The Tawerghis do not deny that some from the town fought for Gadhafi, but they say they are victims of a pre-existing racism in Libya that has manifested itself violently during the revolution.
The evidence that the rebels’ pursuit of the Tawerghis did not end with the collapse of the Gadhafi regime is visible, both in the emptiness of this village and that of the camps to which the residents fled.
At one, in a Turkish-owned industrial complex in the Salah al Deen neighborhood of southern Tripoli, a man looting metal from the complex simply said that the Tawerghis had “gone to Niger,” the country that borders Libya on the south where some Gadhafi supporters, including the deposed dictator’s son Saadi, have fled.
Abandoned blankets and mattresses littered the area, and laundry still hung drying. Aside from some extinguished cooking fires and piles of trash, there was little else to suggest human habitation.
Lafy Mohammed, whose house is across the road from the complex, said that on Saturday a group of revolutionary militiamen from Misrata, 120 miles east of Tripoli, had come to the camp and evicted its tenants.
“They arrested about 25 of the men,” Mohammed said. “They were shooting in the air and hitting them with their rifle butts.”
“They took the women, old men and children out in trucks,” he said.
Mohammed said that it was not the first time the revolutionaries from Misrata had come after the people in the camp.
“A week ago they were here, but (the people in the neighborhood) begged them to leave them alone,” Mohammed said.
Mohammed said some of the Tawerghis may have been taken to another nearby camp, in a Brazilian-owned industrial complex. On Tuesday, that camp was empty as well, with the gate locked.
Reached by phone at the camp in Janzour, Hassan, who did not want his last name used, said he had escaped from the Brazilian company camp on Saturday, when it, too, was raided. He said about 1,000 Tawerghis were now at the Janzour camp.
“They arrested 35 men, but they let me go because I was with my family,” Hassan said. He blamed a brigade of fighters from Misrata.

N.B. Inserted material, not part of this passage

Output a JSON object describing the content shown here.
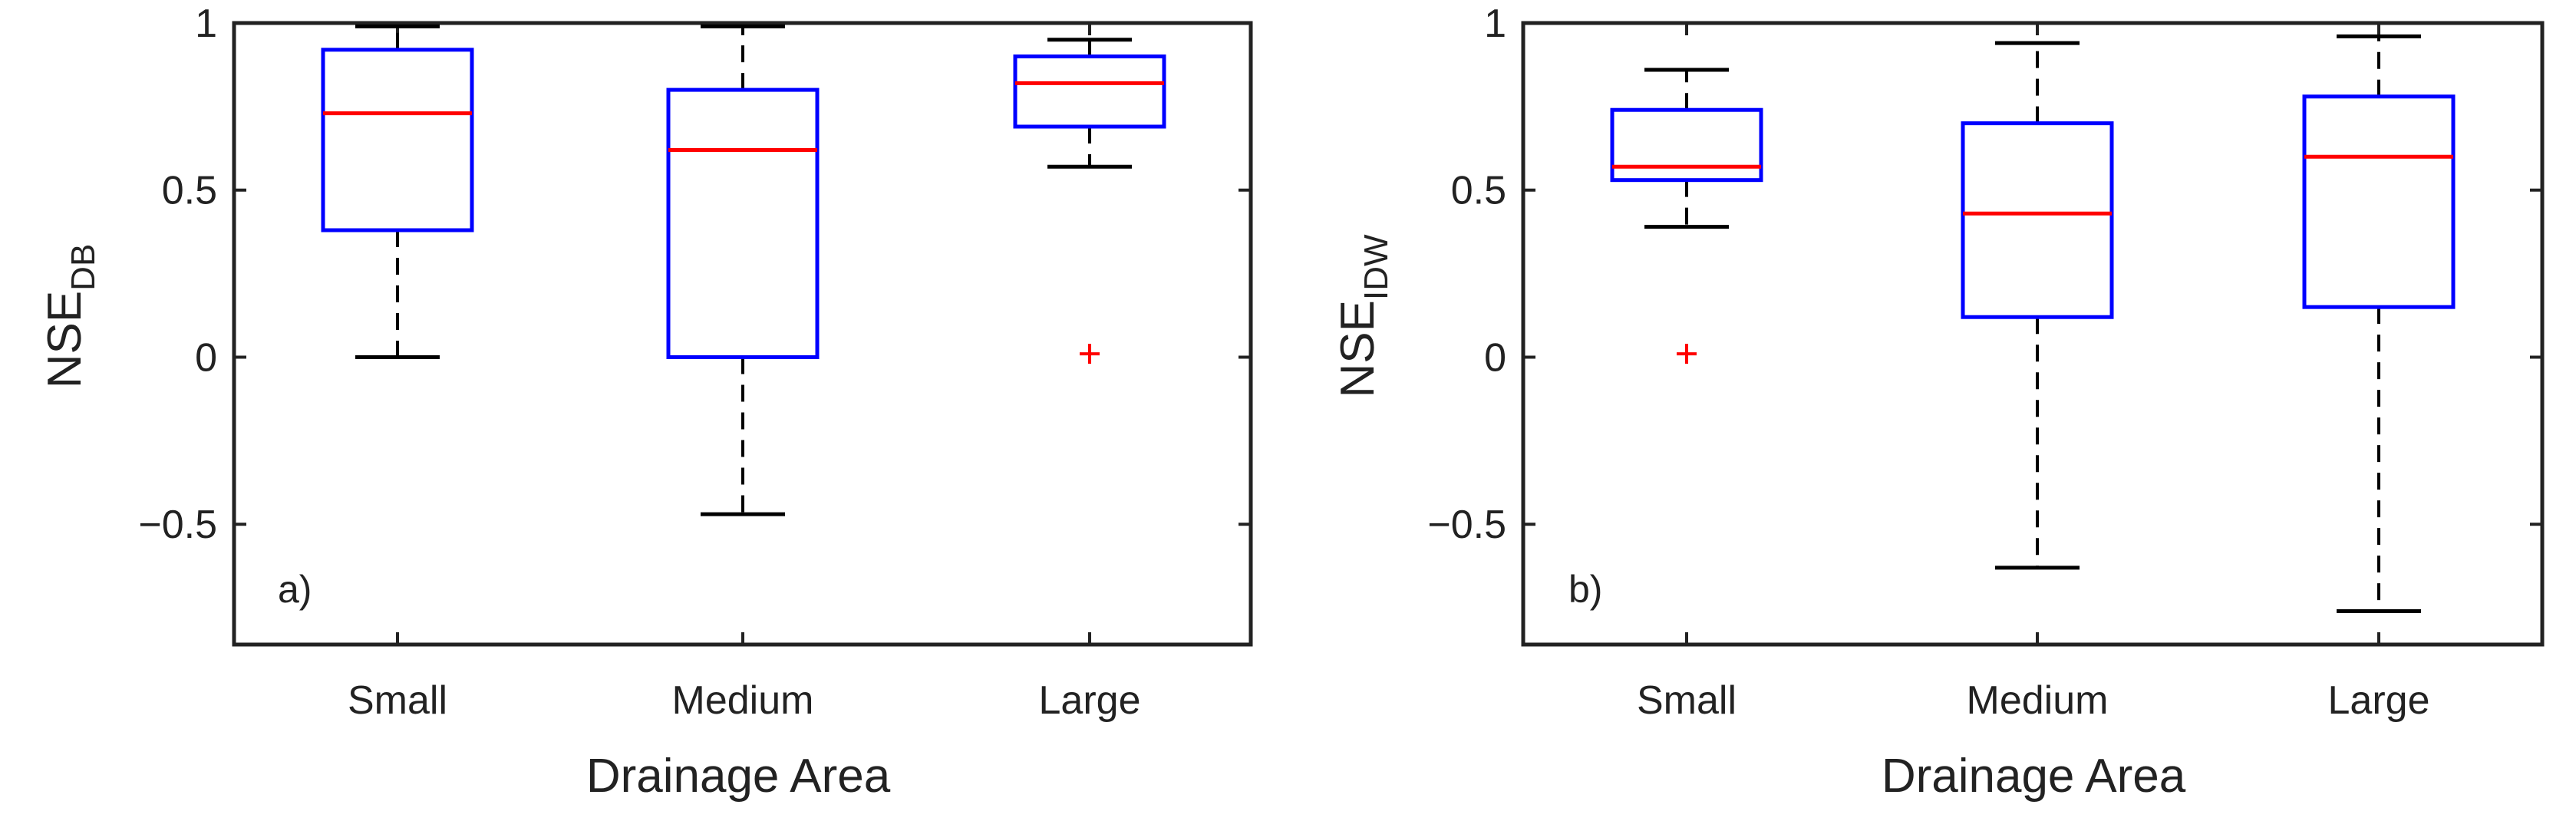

In Tawergha, the rebel commander said his men had orders not to allow any of the residents back in. He also said that unexploded ordnance remained in the area, though none was readily apparent.
Most homes and buildings in the area appeared to have been damaged in the fighting, and a half-dozen appeared to have been ransacked. The main road into the village was blocked with earthen berms. Signs marking the way to the village appeared to have been destroyed.
On the only sign remaining “Tawergha” had been painted over with the words “New Misrata.”
On one wall in Tawergha, graffiti referred to the town’s residents as “abeed,” a slur for blacks.